At the Superior Court trial on the issue of civilly committing this individual, it was acknowledged by both the prosecution and the defense that no physical contact occurred between the defendant and his victims. Hence, there were two legal points focused on at both the Superior Court trial, and later the Appeals Court: 1) The definition of “harm” to a victim of Open and Gross Lewdness; and 2) Did the legislature intend to include such noncontact offenses in enacting this statute? Commenting on the issue of harm, Cruz offered that “The notion that a man who publicly exposes himself to a young girl or woman, or who publicly masturbates in their presence, does not cause them harm is ridiculous.” On the issue of legislative intent, defense attorney William Korman commented, “The Appeals Court has now said essentially that any exhibitionist who’s likely to do it again – and by the way, they’re all likely to do it again – is now per se sexually dangerous.” (E.g., without any argument or hearing on that issue.) But the majority of the Appeals Court disagreed, and until the Supreme Judicial Court rules otherwise, noncontact sexual offenses can now be used by the state to incarcerate someone, after they have been convicted of that offense, whether or not they have already served a jail or prison term.

It’s an interesting legal point: Should someone who has never physically touched or harmed anyone, be subjected to incarceration by virtue of the fact that he or she has been convicted of “Open and Gross Lewdness,” in and of itself? Before most readers are prone to shout “Yes!:, consider this: Someone who is caught urinating in public, if their genitals were exposed to someone else and the person witnessing the act felt victimized, could easily be charged with “Open and Gross Lewdness.” (How many times has this act been witnessed after a sporting event, not the least of which is the Boston Marathon?) Under this Appeals Court ruling, it would initially appear that, if convicted of such a charge in such a scenario, even if such a person didn’t serve any jail time, he could theoretically be civilly committed if a prosecutor wanted to petition for such a commitment.
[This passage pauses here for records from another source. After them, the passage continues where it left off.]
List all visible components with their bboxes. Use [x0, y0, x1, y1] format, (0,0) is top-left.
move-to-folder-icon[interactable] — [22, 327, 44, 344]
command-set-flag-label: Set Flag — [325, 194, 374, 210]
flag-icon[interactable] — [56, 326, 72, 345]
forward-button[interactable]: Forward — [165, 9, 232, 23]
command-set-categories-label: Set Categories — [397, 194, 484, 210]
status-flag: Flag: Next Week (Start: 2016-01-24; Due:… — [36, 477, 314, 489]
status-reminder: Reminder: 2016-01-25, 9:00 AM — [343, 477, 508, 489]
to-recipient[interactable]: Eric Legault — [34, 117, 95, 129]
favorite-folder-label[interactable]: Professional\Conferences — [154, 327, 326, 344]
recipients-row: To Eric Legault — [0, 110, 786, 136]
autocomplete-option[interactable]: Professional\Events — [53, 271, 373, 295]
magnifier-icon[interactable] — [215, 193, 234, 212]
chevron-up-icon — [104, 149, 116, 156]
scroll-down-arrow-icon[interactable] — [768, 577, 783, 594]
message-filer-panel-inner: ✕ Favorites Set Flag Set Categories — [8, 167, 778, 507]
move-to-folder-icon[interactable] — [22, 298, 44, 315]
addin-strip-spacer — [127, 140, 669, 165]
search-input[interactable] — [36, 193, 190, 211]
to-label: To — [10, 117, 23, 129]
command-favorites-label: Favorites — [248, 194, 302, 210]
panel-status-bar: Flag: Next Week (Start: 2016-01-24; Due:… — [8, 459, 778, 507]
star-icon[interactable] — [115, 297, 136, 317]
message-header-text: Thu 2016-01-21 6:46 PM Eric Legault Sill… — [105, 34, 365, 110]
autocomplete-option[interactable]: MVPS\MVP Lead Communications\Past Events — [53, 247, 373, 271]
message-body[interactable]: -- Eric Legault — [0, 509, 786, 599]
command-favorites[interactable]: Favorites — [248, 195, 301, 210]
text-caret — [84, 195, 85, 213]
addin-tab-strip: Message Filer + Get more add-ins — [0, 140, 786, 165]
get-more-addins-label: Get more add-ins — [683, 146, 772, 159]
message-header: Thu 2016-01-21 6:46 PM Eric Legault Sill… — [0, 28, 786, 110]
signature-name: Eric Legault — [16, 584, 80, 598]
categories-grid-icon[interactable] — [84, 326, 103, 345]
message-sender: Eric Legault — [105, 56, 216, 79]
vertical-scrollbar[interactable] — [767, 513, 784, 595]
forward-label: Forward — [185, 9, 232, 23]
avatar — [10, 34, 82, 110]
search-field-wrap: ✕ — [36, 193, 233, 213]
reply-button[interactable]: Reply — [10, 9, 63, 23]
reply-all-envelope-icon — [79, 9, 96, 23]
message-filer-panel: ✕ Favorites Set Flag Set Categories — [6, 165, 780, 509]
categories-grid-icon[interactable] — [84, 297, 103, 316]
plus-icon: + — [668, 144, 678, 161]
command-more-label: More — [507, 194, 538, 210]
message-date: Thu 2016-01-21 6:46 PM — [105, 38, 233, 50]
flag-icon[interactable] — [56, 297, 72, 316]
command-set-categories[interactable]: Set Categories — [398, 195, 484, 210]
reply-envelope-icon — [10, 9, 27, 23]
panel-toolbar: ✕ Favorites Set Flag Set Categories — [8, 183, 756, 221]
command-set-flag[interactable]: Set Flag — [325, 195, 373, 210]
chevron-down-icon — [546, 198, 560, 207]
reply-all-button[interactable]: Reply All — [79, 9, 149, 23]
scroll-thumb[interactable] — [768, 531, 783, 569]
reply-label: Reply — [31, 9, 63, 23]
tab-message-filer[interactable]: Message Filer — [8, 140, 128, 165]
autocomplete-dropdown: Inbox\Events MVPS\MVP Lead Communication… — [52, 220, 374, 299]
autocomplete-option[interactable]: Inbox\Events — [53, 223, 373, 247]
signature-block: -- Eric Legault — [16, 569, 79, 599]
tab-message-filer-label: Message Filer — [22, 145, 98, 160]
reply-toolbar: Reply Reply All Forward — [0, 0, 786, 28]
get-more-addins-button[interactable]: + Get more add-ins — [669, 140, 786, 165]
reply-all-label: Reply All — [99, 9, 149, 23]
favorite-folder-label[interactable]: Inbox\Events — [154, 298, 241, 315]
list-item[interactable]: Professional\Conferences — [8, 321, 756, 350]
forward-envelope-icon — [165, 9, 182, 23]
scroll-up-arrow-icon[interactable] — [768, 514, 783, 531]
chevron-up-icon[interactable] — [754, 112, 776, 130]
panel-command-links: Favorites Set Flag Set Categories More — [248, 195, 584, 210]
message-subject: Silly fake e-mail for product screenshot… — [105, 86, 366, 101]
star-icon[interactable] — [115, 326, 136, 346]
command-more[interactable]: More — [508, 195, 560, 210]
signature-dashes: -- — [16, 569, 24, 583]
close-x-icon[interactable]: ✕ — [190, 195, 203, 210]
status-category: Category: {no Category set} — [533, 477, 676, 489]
Everyone can agree that persons who have been convicted of being sexually dangerous should be held in custody. I certainly agree with that proposition. But I think the better course of action here, would have been for the Appeals Court to ask the Legislature to revisit this statute, and clarify its intent. If the legislature clarified the statute by amendment, thereby making clear they meant to include such noncontact offenses, then so be it. But on legal issues like this, it’s always better to be safe, than sorry.